Le choix de développer une singularité lexicale constitue l’une des options

esthétiques les plus efficaces en littérature et les plus aisément accessibles à

l’écrivain désireux de forcer le pôle récepteur à souligner l’identité spécifique

de son oeuvre. Pour le dire autrement, le vocabulaire mobilisé par un auteur

dans sa production, que l’effet de distinction qu’il produit ou ne produit pas soit

voulu ou non, est l’une des prises idéales sur la relation, conforme ou

hétérodoxe, entretenue par cet auteur avec son époque, ses pairs et la norme de

l’espace linguistique dans lequel il est inscrit.
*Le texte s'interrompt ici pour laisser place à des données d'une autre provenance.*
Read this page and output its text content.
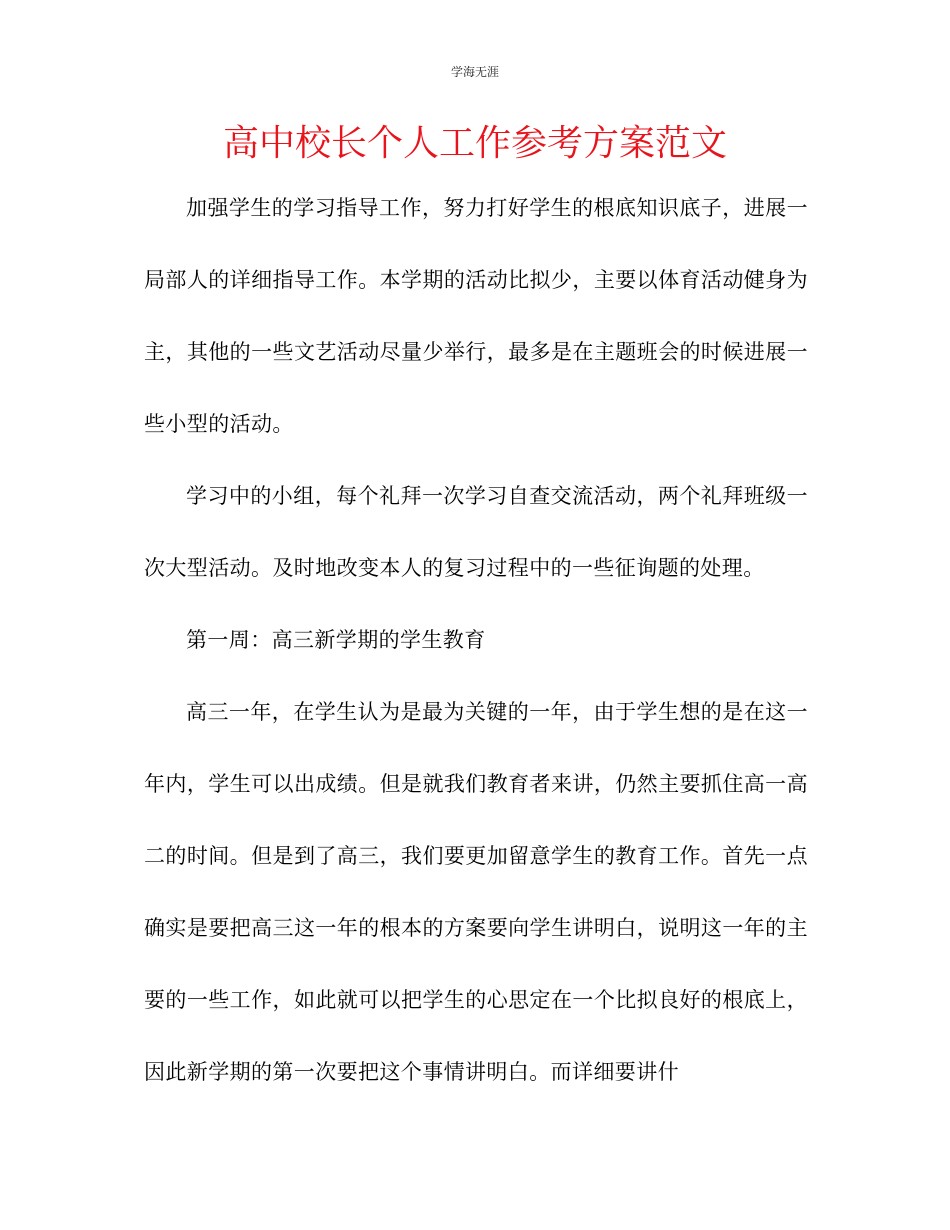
学海无涯
高中校长个人工作参考方案范文

加强学生的学习指导工作，努力打好学生的根底知识底子，进展一局部人的详细指导工作。本学期的活动比拟少，主要以体育活动健身为主，其他的一些文艺活动尽量少举行，最多是在主题班会的时候进展一些小型的活动。

学习中的小组，每个礼拜一次学习自查交流活动，两个礼拜班级一次大型活动。及时地改变本人的复习过程中的一些征询题的处理。

第一周：高三新学期的学生教育

高三一年，在学生认为是最为关键的一年，由于学生想的是在这一年内，学生可以出成绩。但是就我们教育者来讲，仍然主要抓住高一高二的时间。但是到了高三，我们要更加留意学生的教育工作。首先一点确实是要把高三这一年的根本的方案要向学生讲明白，说明这一年的主要的一些工作，如此就可以把学生的心思定在一个比拟良好的根底上，因此新学期的第一次要把这个事情讲明白。而详细要讲什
Interroger la variation lexicale

dans le domaine francophone, c’est immanquablement poser la question des

zones périphériques, où se manifeste volontiers ce que Jean-Marie Klinkenberg

appelle un phénomène de « gauchissement langagier »1. S’opposant plus ou

moins à l’hypercorrectisme, celui-ci consiste en une valorisation de la

marginalité linguistique du sujet, qui s’illustre par l’emploi de « termes du

cru », comme dirait Flaubert, dont l’emploi se limite aux frontières

géographiques de la zone linguistique dominée, mais aussi par toutes sortes

d’écorchements de la norme syntaxique, calembours, hyperboles et autres

surjeux langagiers censés démontrer la vitalité d’une variante dominée à travers

la position de celui qui l’énonce2. Mais si cet écart diatopique à la norme

linguistique est celui qui s’impose quand est traitée la question de la variation

lexicale dans le domaine littéraire, pareils investissements distinctifs se

manifestent également sur les plans diastratique et diachronique.